1:19:57 - 1:20:03     Text: teaches the reader to recognize the fact that completed in this context is the same as

1:20:03 - 1:20:04     Text: built.

1:20:04 - 1:20:06     Text: So the reader learns paraphrase.

1:20:06 - 1:20:10     Text: On the other hand, you might get a memory that's too easy, which literally just says exactly

1:20:10 - 1:20:13     Text: the same tokens as the original input.

1:20:13 - 1:20:20     Text: And you could also consider, yeah, so this example would not teach the model how to paraphrase.

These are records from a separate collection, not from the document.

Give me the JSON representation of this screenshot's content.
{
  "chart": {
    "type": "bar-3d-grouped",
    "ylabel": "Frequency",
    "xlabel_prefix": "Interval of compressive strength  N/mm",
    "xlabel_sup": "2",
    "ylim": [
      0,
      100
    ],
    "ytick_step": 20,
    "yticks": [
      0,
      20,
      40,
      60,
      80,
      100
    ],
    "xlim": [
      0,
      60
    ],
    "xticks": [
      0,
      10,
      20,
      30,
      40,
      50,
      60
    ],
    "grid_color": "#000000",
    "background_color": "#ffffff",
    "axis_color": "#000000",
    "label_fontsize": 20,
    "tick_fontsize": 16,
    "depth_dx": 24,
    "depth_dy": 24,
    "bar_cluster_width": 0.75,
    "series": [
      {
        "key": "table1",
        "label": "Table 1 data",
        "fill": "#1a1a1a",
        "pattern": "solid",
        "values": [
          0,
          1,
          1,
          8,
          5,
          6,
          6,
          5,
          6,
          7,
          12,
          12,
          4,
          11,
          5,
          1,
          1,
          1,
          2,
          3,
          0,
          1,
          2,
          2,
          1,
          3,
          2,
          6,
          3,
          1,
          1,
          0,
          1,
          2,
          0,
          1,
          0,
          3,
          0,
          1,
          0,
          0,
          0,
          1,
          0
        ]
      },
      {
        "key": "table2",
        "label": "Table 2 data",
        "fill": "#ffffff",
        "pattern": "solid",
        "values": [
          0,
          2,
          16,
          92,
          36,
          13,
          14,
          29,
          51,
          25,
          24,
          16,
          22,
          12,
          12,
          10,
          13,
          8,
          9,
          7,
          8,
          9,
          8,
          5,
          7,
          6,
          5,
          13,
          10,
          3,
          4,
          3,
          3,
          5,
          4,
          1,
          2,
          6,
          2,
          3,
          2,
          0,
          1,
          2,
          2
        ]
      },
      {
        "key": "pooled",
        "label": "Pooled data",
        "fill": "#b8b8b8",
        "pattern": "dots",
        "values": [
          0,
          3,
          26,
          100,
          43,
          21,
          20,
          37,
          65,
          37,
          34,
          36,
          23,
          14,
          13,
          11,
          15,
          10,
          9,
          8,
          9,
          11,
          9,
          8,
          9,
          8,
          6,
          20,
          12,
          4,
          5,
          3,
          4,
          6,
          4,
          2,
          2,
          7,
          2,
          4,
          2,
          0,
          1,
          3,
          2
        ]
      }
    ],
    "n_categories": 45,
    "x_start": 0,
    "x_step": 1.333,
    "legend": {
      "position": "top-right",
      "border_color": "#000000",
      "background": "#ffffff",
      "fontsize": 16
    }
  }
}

1:20:20 - 1:20:24     Text: And at the other extreme, you could also consider an extremely challenging memory.

1:20:24 - 1:20:29     Text: Like Paris's tallest tower finished the same year Van Gogh painted the start night.

1:20:29 - 1:20:33     Text: So yes, that also says the same fact, but the answer doesn't even directly appear.

1:20:33 - 1:20:36     Text: It's just too hard for the model.

1:20:36 - 1:20:40     Text: So if all of your examples are like this too easy memory, then you end up with a reader

1:20:40 - 1:20:42     Text: that is kind of spoiled.

1:20:42 - 1:20:45     Text: It never learns to paraphrase.

1:20:45 - 1:20:49     Text: And at test time, if your memories that are retrieved are not as good, the reader is not

1:20:49 - 1:20:51     Text: going to be able to use them.

1:20:51 - 1:20:56     Text: So a simple fix to this problem, I don't have a paper that I can cite exactly for this,

1:20:56 - 1:21:01     Text: but at training time, you can simply filter out some of the memories that have lexical overlap.

1:21:01 - 1:21:03     Text: That's too high.

1:21:03 - 1:21:08     Text: At the same time, you also want to make sure that you don't filter out so many of the easy

1:21:08 - 1:21:12     Text: things that you're just left with the super hard cases, like the one on the bottom.

1:21:12 - 1:21:15     Text: Because if you only have the super hard cases, your model will get confused.

1:21:15 - 1:21:20     Text: And as we saw in the previous slides, it might just fall back on its parametric memory.

1:21:20 - 1:21:25     Text: So this is sort of just an area for open research of how to give the reader a flexible set

1:21:25 - 1:21:27     Text: of things to train from.

1:21:27 - 1:21:29     Text: Great, yeah.

1:21:29 - 1:21:32     Text: So I've covered pretty much everything in that section as well.

1:21:32 - 1:21:36     Text: The main takeaway is that, like for you guys to have is that getting your model to use

1:21:36 - 1:21:38     Text: memories is not hard.

1:21:38 - 1:21:39     Text: There's some simple approaches.

1:21:39 - 1:21:44     Text: But getting your model to use memory correctly is actually an interesting open question.

1:21:44 - 1:21:50     Text: And there's this issue of underutilization and overreliance that are open areas of research.

1:21:50 - 1:21:51     Text: And that's it.

1:21:51 - 1:21:54     Text: I hope that you guys saw some interesting things about memory augmented models and are

1:21:54 - 1:21:56     Text: encouraged to look into that area.

1:21:56 - 1:22:00     Text: If there are any questions, please feel free to email me or message me.

1:22:00 - 1:22:02     Text: Have you to talk about it more.

1:22:02 - 1:22:04     Text: Thanks for sitting through a 90 minute lecture.